- Tier
- T3
- Ranga
- #106
- Win rate
- 49.66%
- Pick rate
- 0.27%
Nocturne jest obecnie sklasyfikowany jako T3 w danych ARAM Mayhem. Zobacz poradnik bohatera

Draven jest obecnie sklasyfikowany jako T4 w danych ARAM Mayhem.
Draven the Glorious Executioner
Yes, if you can keep attacking and catch axes under pressure. Pick him when your team has at least one champion who can start fights or peel, then play around short burst windows instead of walking forward alone. The tradeoff is brutal: if you drop axes or get zoned off the wave, your damage falls off fast and safer marksmen become easier to execute.
Draven wants to hit the closest safe target with Spinning Axe active, then cash in when someone gets low. If enemies burn crowd control or dash forward, step into a clean angle, attack once or twice, and back out before they can turn. The tradeoff is that chasing too hard for one kill often puts your axe marker in a dangerous spot.
Keep one axe going before fights and add pressure when your team is ready to contest space. If the catch spot lands forward into enemy threat, let it drop and reset rather than eating a full engage for one more empowered attack. The damage loss hurts, but dying with axes spinning is worse than rebuilding from safety.

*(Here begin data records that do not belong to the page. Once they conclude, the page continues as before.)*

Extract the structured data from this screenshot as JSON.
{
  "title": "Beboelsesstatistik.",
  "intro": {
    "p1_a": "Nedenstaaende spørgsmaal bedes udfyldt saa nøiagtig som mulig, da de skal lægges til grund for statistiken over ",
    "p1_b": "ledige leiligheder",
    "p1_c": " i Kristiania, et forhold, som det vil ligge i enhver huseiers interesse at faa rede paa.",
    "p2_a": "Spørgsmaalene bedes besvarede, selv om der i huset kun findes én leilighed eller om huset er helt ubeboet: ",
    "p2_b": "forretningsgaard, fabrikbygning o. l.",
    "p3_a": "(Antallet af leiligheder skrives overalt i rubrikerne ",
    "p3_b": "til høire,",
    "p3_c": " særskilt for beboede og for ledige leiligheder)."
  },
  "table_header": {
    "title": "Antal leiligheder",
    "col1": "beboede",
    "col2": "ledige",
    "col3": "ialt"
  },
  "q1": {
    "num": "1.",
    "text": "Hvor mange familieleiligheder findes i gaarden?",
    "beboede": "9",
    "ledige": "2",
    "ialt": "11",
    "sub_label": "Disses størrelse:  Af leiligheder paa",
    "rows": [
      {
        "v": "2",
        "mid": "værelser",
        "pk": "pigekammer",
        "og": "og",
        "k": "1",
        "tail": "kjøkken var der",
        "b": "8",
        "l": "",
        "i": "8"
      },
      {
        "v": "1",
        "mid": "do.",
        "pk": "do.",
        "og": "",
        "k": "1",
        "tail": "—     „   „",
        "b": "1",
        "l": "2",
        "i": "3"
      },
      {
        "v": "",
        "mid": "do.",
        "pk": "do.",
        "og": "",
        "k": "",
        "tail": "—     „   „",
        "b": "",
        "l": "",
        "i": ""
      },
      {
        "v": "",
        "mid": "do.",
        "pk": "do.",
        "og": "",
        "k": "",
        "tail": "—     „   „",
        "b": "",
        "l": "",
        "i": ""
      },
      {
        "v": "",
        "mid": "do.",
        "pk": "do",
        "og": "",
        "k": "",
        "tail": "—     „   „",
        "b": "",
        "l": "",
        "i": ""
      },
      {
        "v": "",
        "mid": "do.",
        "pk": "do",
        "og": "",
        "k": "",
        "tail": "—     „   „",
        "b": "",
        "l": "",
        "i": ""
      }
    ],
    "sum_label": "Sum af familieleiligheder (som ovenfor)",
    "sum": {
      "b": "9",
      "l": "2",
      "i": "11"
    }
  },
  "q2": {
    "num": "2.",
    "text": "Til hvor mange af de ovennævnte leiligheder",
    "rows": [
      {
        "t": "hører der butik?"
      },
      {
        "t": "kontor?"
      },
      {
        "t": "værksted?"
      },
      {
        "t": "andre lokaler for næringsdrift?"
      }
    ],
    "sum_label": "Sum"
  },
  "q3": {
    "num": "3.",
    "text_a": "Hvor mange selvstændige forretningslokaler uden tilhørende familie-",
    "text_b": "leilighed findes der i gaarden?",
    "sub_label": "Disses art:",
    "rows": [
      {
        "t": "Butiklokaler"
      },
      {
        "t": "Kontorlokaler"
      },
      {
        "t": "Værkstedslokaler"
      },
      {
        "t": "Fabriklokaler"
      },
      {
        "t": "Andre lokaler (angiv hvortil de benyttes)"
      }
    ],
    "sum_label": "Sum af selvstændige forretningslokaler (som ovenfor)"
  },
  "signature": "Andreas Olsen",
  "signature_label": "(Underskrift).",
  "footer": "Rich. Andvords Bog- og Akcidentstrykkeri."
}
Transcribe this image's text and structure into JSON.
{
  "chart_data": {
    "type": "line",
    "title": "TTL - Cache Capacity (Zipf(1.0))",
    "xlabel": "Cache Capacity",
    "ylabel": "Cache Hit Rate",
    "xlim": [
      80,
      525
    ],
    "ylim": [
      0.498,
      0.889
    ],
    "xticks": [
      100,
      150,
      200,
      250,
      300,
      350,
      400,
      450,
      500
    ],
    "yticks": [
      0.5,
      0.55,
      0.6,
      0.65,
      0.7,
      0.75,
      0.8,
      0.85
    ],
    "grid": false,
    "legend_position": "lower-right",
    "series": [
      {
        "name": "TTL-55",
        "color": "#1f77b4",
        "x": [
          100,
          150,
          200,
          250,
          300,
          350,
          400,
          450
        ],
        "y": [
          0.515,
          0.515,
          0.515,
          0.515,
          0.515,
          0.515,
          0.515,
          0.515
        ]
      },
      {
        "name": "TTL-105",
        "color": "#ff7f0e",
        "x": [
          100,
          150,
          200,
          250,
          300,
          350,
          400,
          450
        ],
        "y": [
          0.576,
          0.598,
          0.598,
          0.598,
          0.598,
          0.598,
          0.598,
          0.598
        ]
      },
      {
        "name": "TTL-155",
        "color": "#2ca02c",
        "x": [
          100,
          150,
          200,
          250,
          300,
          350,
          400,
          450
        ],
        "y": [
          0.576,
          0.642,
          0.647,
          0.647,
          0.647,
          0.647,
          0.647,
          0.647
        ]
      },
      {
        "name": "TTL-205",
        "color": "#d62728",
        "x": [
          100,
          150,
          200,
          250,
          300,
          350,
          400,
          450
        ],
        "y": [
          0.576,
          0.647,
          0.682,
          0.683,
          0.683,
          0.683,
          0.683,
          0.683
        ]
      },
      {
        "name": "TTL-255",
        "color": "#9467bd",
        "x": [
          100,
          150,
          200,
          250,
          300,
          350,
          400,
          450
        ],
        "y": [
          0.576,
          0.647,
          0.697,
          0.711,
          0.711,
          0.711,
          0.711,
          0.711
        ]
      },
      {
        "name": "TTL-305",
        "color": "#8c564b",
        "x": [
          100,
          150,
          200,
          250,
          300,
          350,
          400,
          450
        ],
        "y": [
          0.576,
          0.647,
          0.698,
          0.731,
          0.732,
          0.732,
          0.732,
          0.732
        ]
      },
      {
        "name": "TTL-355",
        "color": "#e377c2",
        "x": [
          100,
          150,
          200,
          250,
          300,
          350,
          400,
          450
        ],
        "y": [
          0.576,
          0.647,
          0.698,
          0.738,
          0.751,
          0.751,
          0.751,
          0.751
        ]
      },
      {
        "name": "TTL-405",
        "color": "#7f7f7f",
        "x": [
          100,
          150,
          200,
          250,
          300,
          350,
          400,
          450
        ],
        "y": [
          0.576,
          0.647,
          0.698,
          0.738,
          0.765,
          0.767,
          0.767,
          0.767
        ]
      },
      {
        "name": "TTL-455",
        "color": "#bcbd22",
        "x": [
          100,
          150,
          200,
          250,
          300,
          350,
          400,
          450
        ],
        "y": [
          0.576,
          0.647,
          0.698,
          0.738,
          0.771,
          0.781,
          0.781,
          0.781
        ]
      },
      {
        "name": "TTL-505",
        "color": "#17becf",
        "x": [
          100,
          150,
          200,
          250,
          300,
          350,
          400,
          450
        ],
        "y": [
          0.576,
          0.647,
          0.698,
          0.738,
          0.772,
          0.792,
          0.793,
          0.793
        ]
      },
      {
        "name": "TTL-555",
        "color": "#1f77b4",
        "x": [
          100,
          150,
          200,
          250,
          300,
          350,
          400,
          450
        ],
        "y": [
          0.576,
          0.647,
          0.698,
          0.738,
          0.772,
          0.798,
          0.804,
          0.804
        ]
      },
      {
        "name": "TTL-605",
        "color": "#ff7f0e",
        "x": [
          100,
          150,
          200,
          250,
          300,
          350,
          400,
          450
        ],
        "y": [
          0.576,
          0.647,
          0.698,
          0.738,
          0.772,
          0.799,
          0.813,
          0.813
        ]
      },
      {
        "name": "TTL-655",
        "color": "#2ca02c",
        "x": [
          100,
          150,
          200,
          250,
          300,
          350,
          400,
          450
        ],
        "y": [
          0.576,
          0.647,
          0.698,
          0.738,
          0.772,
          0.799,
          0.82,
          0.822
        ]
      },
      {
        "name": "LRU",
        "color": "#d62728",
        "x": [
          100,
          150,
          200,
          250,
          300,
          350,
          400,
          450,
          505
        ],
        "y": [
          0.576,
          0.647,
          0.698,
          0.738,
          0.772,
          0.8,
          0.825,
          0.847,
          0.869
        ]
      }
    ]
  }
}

Catch it when the marker is behind your frontline, inside your minion wave, or after enemy crowd control has already been used. Ignore it when it pulls you into hooks, knockups, traps, or burst range, then reposition and start again with your next safe attack. Good Draven play is not catching every axe; it is catching the axes that let you keep hitting.
Be aggressive when enemies cannot immediately punish your first attack, especially after your team lands poke or crowd control. Walk up, hit with an axe, use movement speed to reset spacing, and make them choose between losing health or wasting cooldowns. If you force too much before your team is in range, Mayhem fights can flip instantly and you become the easy target.
Use Blood Rush to reposition between attacks, dodge a key skillshot, or chase only after the enemy frontline has lost control of the fight. If you catch an axe and refresh your rhythm, keep moving sideways rather than straight forward so your next catch spot stays safer. The tradeoff is resource and tempo: spamming it with no plan can leave you overextended with no clean escape path.
Use Stand Aside to interrupt a champion walking at you, peel a diver off your body, or set up one more axe hit on a target trying to escape. Hold it when a bruiser or assassin is still looking for their entry, because using it for poke can open the punish window. It is not just damage; it is your best way to buy the half-second you need to keep attacking.
Use the ultimate to finish low-health enemies, punish a retreat through a narrow lane, or add damage after your team locks someone in place. If the target can sidestep or become untargetable, wait for their movement tool first and fire when their path is forced. The tradeoff is that a flashy long-range cast can miss completely, while a simple close follow-up often wins the fight.
Usually take Snowball only if your team has strong follow-up and you are comfortable using it as a threat, not a random dive button. Hit Snowball to mark a vulnerable target, then decide whether the second cast is safe after enemy crowd control and burst are visible. The tradeoff is that taking the dash can put you past your frontline, so sometimes the correct play is to keep the mark and never go in.
Look for augments that help repeated basic attacks, burst windows, movement, survivability, or safe cleanup. If an augment rewards standing still but the enemy team has heavy dive, value mobility or defensive options more because Draven needs space to convert damage. The tradeoff is simple: greedier damage choices can carry fights, but only if you already have enough protection to keep swinging.
Stand behind minions when possible, keep one axe ready, and punish the moment a poke champion misses their main spell. If you are low before the fight starts, stop contesting every axe and wait for health, shields, or an engage from your team. The tradeoff is patience: you may give up some early pressure, but you avoid being softened up before you can actually cash in.
Stay slightly behind your frontline and hold Stand Aside until the enemy commits. When the engage lands on someone else, step sideways, hit the closest target, and keep your axe markers away from the enemy backline. The tradeoff is target selection: killing the tank first may feel slow, but walking past them usually gives assassins the angle they wanted.
Your team should create stable space with peel, crowd control, and threat in front of Draven. If allies engage too far ahead, follow only when your axes can land safely and the enemy backline cannot instantly collapse on you. The tradeoff is that Draven looks strongest with coordinated pressure, but he looks terrible when forced to choose between catching axes and surviving alone.
The biggest mistake is treating every axe marker like a command. If the marker lands in danger, drop it, reposition, and keep your life instead of giving the enemy a free engage. Another common mistake is ulting too early; wait until movement is restricted or health bars are low enough that the cast actually changes the fight.
Play closer to your team, farm safe waves, and use axes only when the catch spot does not expose you. Look for cleanup kills after enemies spend mobility or crowd control, because Draven can still punish low-health targets if he gets one clean window. The tradeoff is that you must give up ego plays for a while, but one well-timed fight can put you back into the game.